Eppure, nonostante negli ultimi anni il nemico dichiarato fosse diventato la Cina, gli Americani dovevano confrontarsi con un’Europa sfilacciata. Tallone d’Achille originato dall’apertura verso il Cremlino di Stati come la Francia di Macron – il quale definì la NATO «cerebralmente morta»; la Germania, con il suo Nord Stream 2 ; la stessa Italia, quando nell’era gialloverde guardava più ad Oriente – verso Mosca e la Nuova Via della Seta cinese – che all’Atlantico. Nodi, questi, che si sono sciolti proprio il 24 febbraio scorso quando, con il ritorno del violento Orso imperiale, il fronte Occidentale si è compattato in modo così omogeneo da superare ogni aspettativa del Cremlino, e forse anche quelle della Casa Bianca, soddisfatta di averlo richiamato di nuovo a sé. Tutti gli alleati si sono così allineati sulla direzione dell’invio di armi e dell’adozione di sanzioni.

Guerra per procura

«Vogliamo una Russia indebolita». Queste parole del Segretario Usa alla Difesa Lloyd Austin, durante una visita a Kiev, rendono chiaro come gli Stati Uniti stiano combattendo una guerra per procura contro la Russia, fornendo armi, equipaggiamenti e servizi di intelligence. Un modo di porsi sicuramente diverso dall’iniziale offerta a Zelensky di una via d’uscita dall’Ucraina, liquidata dal presidente con il tweet “Ho bisogno di munizioni, non di un passaggio”. Un cambio di rotta assecondato dalla persuasione che, attraverso i risultati ottenuti finora dagli armati Ucraini, si possa ferire l’Orso, danneggiandone soprattutto l’immagine di superpotenza militare. Riscattando così la credibilità della propria leadership agli occhi di Russi ed Europei, dopo il disastroso ritiro dall’Afghanistan.

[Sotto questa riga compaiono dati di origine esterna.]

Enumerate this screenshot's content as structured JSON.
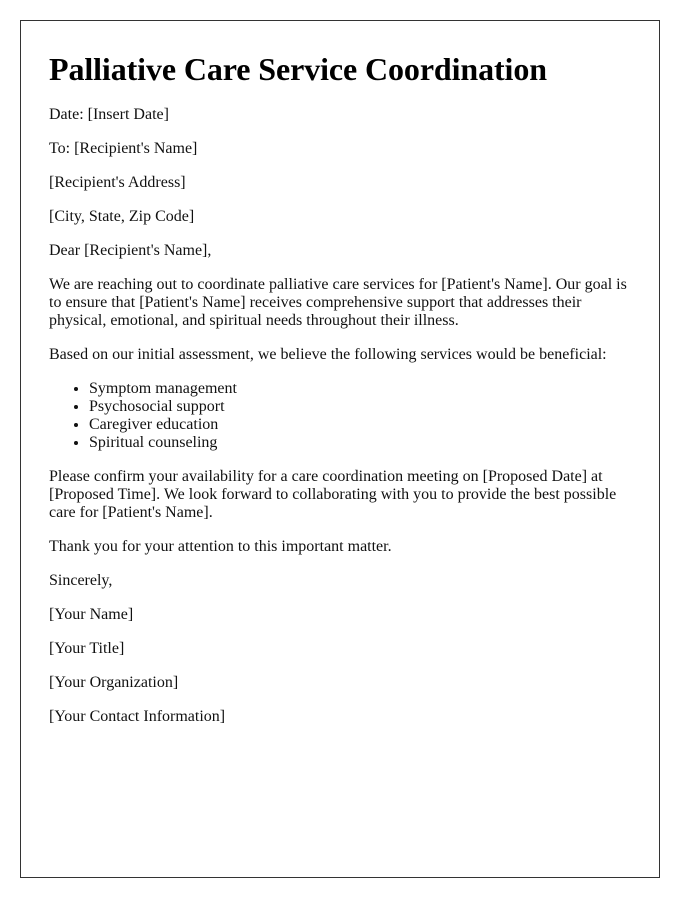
{
  "title": "Palliative Care Service Coordination",
  "date_line": "Date: [Insert Date]",
  "to_line": "To: [Recipient's Name]",
  "address_line": "[Recipient's Address]",
  "city_line": "[City, State, Zip Code]",
  "salutation": "Dear [Recipient's Name],",
  "paragraph1": "We are reaching out to coordinate palliative care services for [Patient's Name]. Our goal is to ensure that [Patient's Name] receives comprehensive support that addresses their physical, emotional, and spiritual needs throughout their illness.",
  "paragraph2": "Based on our initial assessment, we believe the following services would be beneficial:",
  "services": [
    "Symptom management",
    "Psychosocial support",
    "Caregiver education",
    "Spiritual counseling"
  ],
  "paragraph3": "Please confirm your availability for a care coordination meeting on [Proposed Date] at [Proposed Time]. We look forward to collaborating with you to provide the best possible care for [Patient's Name].",
  "paragraph4": "Thank you for your attention to this important matter.",
  "closing": "Sincerely,",
  "signature": {
    "name": "[Your Name]",
    "title": "[Your Title]",
    "organization": "[Your Organization]",
    "contact": "[Your Contact Information]"
  }
}
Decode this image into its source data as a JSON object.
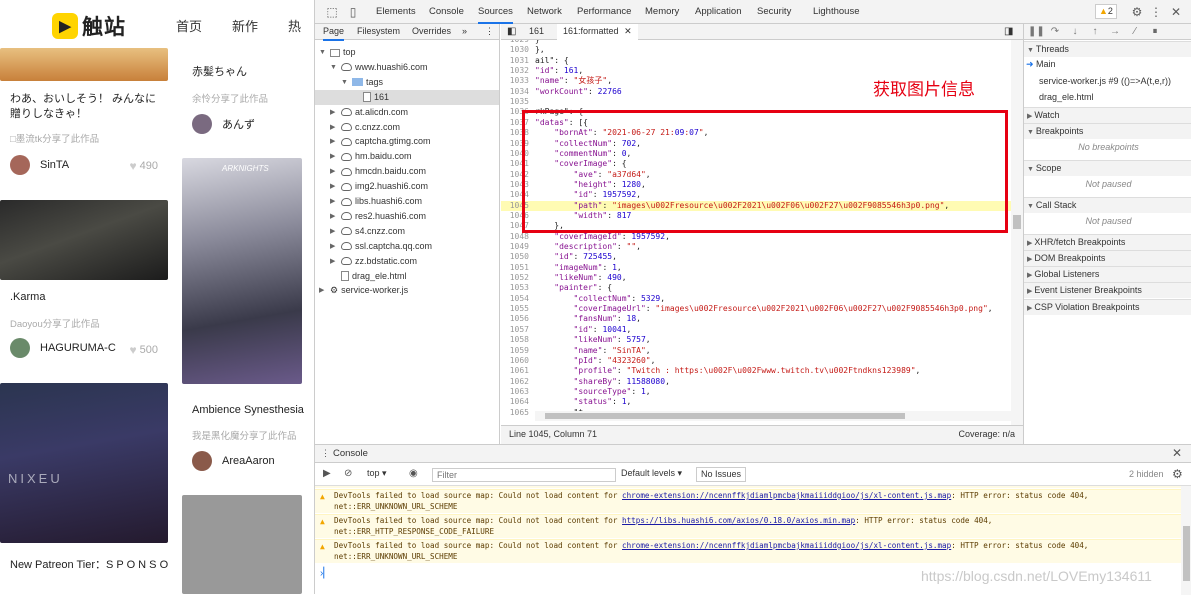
{
  "site": {
    "logo_text": "触站",
    "nav": [
      "首页",
      "新作",
      "热"
    ],
    "col1": [
      {
        "title": "わあ、おいしそう！ みんなに贈りしなきゃ！",
        "sub": "□墨流tk分享了此作品",
        "user": "SinTA",
        "likes": "490"
      },
      {
        "title": ".Karma",
        "sub": "Daoyou分享了此作品",
        "user": "HAGURUMA-C",
        "likes": "500"
      },
      {
        "title": "New Patreon Tier：S P O N S O R"
      }
    ],
    "col2": [
      {
        "title": "赤髪ちゃん",
        "sub": "余怜分享了此作品",
        "user": "あんず"
      },
      {
        "title": "Ambience Synesthesia",
        "sub": "我是黑化魔分享了此作品",
        "user": "AreaAaron"
      }
    ],
    "image_texts": {
      "arknights": "ARKNIGHTS",
      "nixeu": "NIXEU"
    }
  },
  "devtools": {
    "tabs": [
      "Elements",
      "Console",
      "Sources",
      "Network",
      "Performance",
      "Memory",
      "Application",
      "Security",
      "Lighthouse"
    ],
    "active_tab": "Sources",
    "warning_badge": "2",
    "navigator": {
      "tabs": [
        "Page",
        "Filesystem",
        "Overrides"
      ],
      "tree": [
        {
          "label": "top",
          "depth": 0,
          "icon": "frame-icon",
          "open": true
        },
        {
          "label": "www.huashi6.com",
          "depth": 1,
          "icon": "cloud-icon",
          "open": true
        },
        {
          "label": "tags",
          "depth": 2,
          "icon": "folder-icon",
          "open": true
        },
        {
          "label": "161",
          "depth": 3,
          "icon": "file-icon",
          "selected": true
        },
        {
          "label": "at.alicdn.com",
          "depth": 1,
          "icon": "cloud-icon"
        },
        {
          "label": "c.cnzz.com",
          "depth": 1,
          "icon": "cloud-icon"
        },
        {
          "label": "captcha.gtimg.com",
          "depth": 1,
          "icon": "cloud-icon"
        },
        {
          "label": "hm.baidu.com",
          "depth": 1,
          "icon": "cloud-icon"
        },
        {
          "label": "hmcdn.baidu.com",
          "depth": 1,
          "icon": "cloud-icon"
        },
        {
          "label": "img2.huashi6.com",
          "depth": 1,
          "icon": "cloud-icon"
        },
        {
          "label": "libs.huashi6.com",
          "depth": 1,
          "icon": "cloud-icon"
        },
        {
          "label": "res2.huashi6.com",
          "depth": 1,
          "icon": "cloud-icon"
        },
        {
          "label": "s4.cnzz.com",
          "depth": 1,
          "icon": "cloud-icon"
        },
        {
          "label": "ssl.captcha.qq.com",
          "depth": 1,
          "icon": "cloud-icon"
        },
        {
          "label": "zz.bdstatic.com",
          "depth": 1,
          "icon": "cloud-icon"
        },
        {
          "label": "drag_ele.html",
          "depth": 1,
          "icon": "file-icon",
          "leaf": true
        },
        {
          "label": "service-worker.js",
          "depth": 0,
          "icon": "gear-icon"
        }
      ]
    },
    "editor": {
      "tabs": [
        "161",
        "161:formatted"
      ],
      "active_tab": "161:formatted",
      "annotation": "获取图片信息",
      "lines": [
        {
          "n": "1029",
          "t": "}"
        },
        {
          "n": "1030",
          "t": "},"
        },
        {
          "n": "1031",
          "t": "ail\": {"
        },
        {
          "n": "1032",
          "t": "\"id\": 161,"
        },
        {
          "n": "1033",
          "t": "\"name\": \"女孩子\","
        },
        {
          "n": "1034",
          "t": "\"workCount\": 22766"
        },
        {
          "n": "1035",
          "t": ""
        },
        {
          "n": "1036",
          "t": "rkPage\": {"
        },
        {
          "n": "1037",
          "t": "\"datas\": [{"
        },
        {
          "n": "1038",
          "t": "    \"bornAt\": \"2021-06-27 21:09:07\","
        },
        {
          "n": "1039",
          "t": "    \"collectNum\": 702,"
        },
        {
          "n": "1040",
          "t": "    \"commentNum\": 0,"
        },
        {
          "n": "1041",
          "t": "    \"coverImage\": {"
        },
        {
          "n": "1042",
          "t": "        \"ave\": \"a37d64\","
        },
        {
          "n": "1043",
          "t": "        \"height\": 1280,"
        },
        {
          "n": "1044",
          "t": "        \"id\": 1957592,"
        },
        {
          "n": "1045",
          "t": "        \"path\": \"images\\u002Fresource\\u002F2021\\u002F06\\u002F27\\u002F9085546h3p0.png\",",
          "hl": true
        },
        {
          "n": "1046",
          "t": "        \"width\": 817"
        },
        {
          "n": "1047",
          "t": "    },"
        },
        {
          "n": "1048",
          "t": "    \"coverImageId\": 1957592,"
        },
        {
          "n": "1049",
          "t": "    \"description\": \"\","
        },
        {
          "n": "1050",
          "t": "    \"id\": 725455,"
        },
        {
          "n": "1051",
          "t": "    \"imageNum\": 1,"
        },
        {
          "n": "1052",
          "t": "    \"likeNum\": 490,"
        },
        {
          "n": "1053",
          "t": "    \"painter\": {"
        },
        {
          "n": "1054",
          "t": "        \"collectNum\": 5329,"
        },
        {
          "n": "1055",
          "t": "        \"coverImageUrl\": \"images\\u002Fresource\\u002F2021\\u002F06\\u002F27\\u002F9085546h3p0.png\","
        },
        {
          "n": "1056",
          "t": "        \"fansNum\": 18,"
        },
        {
          "n": "1057",
          "t": "        \"id\": 10041,"
        },
        {
          "n": "1058",
          "t": "        \"likeNum\": 5757,"
        },
        {
          "n": "1059",
          "t": "        \"name\": \"SinTA\","
        },
        {
          "n": "1060",
          "t": "        \"pId\": \"4323260\","
        },
        {
          "n": "1061",
          "t": "        \"profile\": \"Twitch : https:\\u002F\\u002Fwww.twitch.tv\\u002Ftndkns123989\","
        },
        {
          "n": "1062",
          "t": "        \"shareBy\": 11588080,"
        },
        {
          "n": "1063",
          "t": "        \"sourceType\": 1,"
        },
        {
          "n": "1064",
          "t": "        \"status\": 1,"
        },
        {
          "n": "1065",
          "t": "        \"t..."
        }
      ],
      "cursor": "Line 1045, Column 71",
      "coverage": "Coverage: n/a"
    },
    "debugger": {
      "sections": [
        {
          "title": "Threads",
          "open": true,
          "items": [
            "Main",
            "service-worker.js #9 (()=>A(t,e,r))",
            "drag_ele.html"
          ]
        },
        {
          "title": "Watch",
          "open": false
        },
        {
          "title": "Breakpoints",
          "open": true,
          "empty": "No breakpoints"
        },
        {
          "title": "Scope",
          "open": true,
          "empty": "Not paused"
        },
        {
          "title": "Call Stack",
          "open": true,
          "empty": "Not paused"
        },
        {
          "title": "XHR/fetch Breakpoints",
          "open": false
        },
        {
          "title": "DOM Breakpoints",
          "open": false
        },
        {
          "title": "Global Listeners",
          "open": false
        },
        {
          "title": "Event Listener Breakpoints",
          "open": false
        },
        {
          "title": "CSP Violation Breakpoints",
          "open": false
        }
      ]
    },
    "console": {
      "tab": "Console",
      "context": "top",
      "filter_placeholder": "Filter",
      "levels": "Default levels",
      "no_issues": "No Issues",
      "hidden": "2 hidden",
      "warnings": [
        {
          "pre": "DevTools failed to load source map: Could not load content for ",
          "link": "chrome-extension://ncennffkjdiamlpmcbajkmaiiiddgioo/js/xl-content.js.map",
          "post": ": HTTP error: status code 404,",
          "line2": "net::ERR_UNKNOWN_URL_SCHEME"
        },
        {
          "pre": "DevTools failed to load source map: Could not load content for ",
          "link": "https://libs.huashi6.com/axios/0.18.0/axios.min.map",
          "post": ": HTTP error: status code 404,",
          "line2": "net::ERR_HTTP_RESPONSE_CODE_FAILURE"
        },
        {
          "pre": "DevTools failed to load source map: Could not load content for ",
          "link": "chrome-extension://ncennffkjdiamlpmcbajkmaiiiddgioo/js/xl-content.js.map",
          "post": ": HTTP error: status code 404,",
          "line2": "net::ERR_UNKNOWN_URL_SCHEME"
        }
      ]
    }
  },
  "watermark": "https://blog.csdn.net/LOVEmy134611"
}
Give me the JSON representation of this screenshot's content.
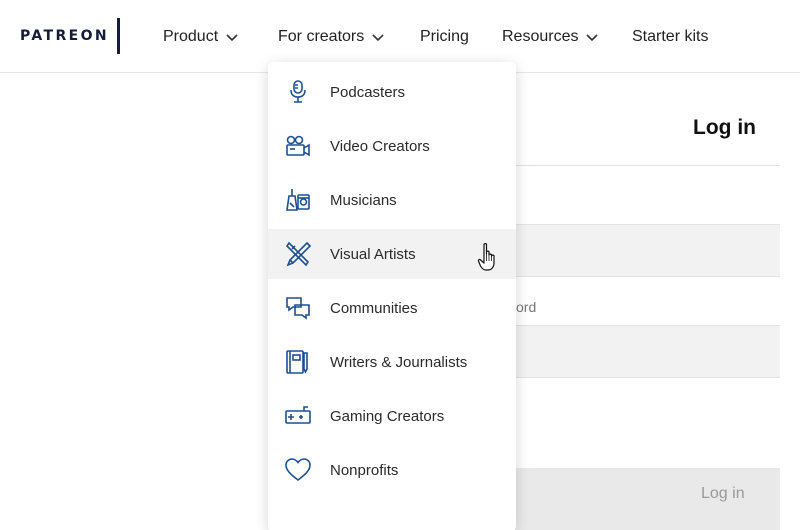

Ulteriore perno è la Cina, campo insidioso per la strategia americana. Da un lato, indebolendosi Mosca, Pechino potrebbe vedere un’amica – e non alleata – non più così potente da surclassare gli Americani in un futuro conflitto per la supremazia globale. Dall’altro, però una blanda Russia potrebbe giovare alla Cina. Quest’ultima sta già comprando materie prime a prezzi ribassati e vantaggiosi dal vicino, proprio per la diffidenza degli investitori continentali verso il mercato russo. Un’occasione d’oro per rafforzare il proprio status di potenza commerciale, salvo non essere intaccata da sanzioni.

Attenti alle parole

C’è dunque la concreta possibilità che gli Yankees scendano in campo fisicamente? La Storia ci dice di sì. E forse non è l’unica. Le parole schiette – troppo schiette – utilizzate più volte da Joe Biden nei confronti di Putin il “macellaio” non fanno ben sperare in un concreto e imminente contributo americano alla trattativa diplomatica. Ci si dovrebbe ricordare che la pace si fa solo con l’aggressore e chi rappresenta lo Stato non dovrebbe abbandonarsi ad espressioni che, per quanto giuste nella sostanza, in simili circostanze non fanno altro che gettare benzina sul fuoco e di certo non fermano la guerra voluta da Putin.

A meno che, al posto di un’occasione reale per la pace, non si stia cercando un casus belli per vincere sul campo.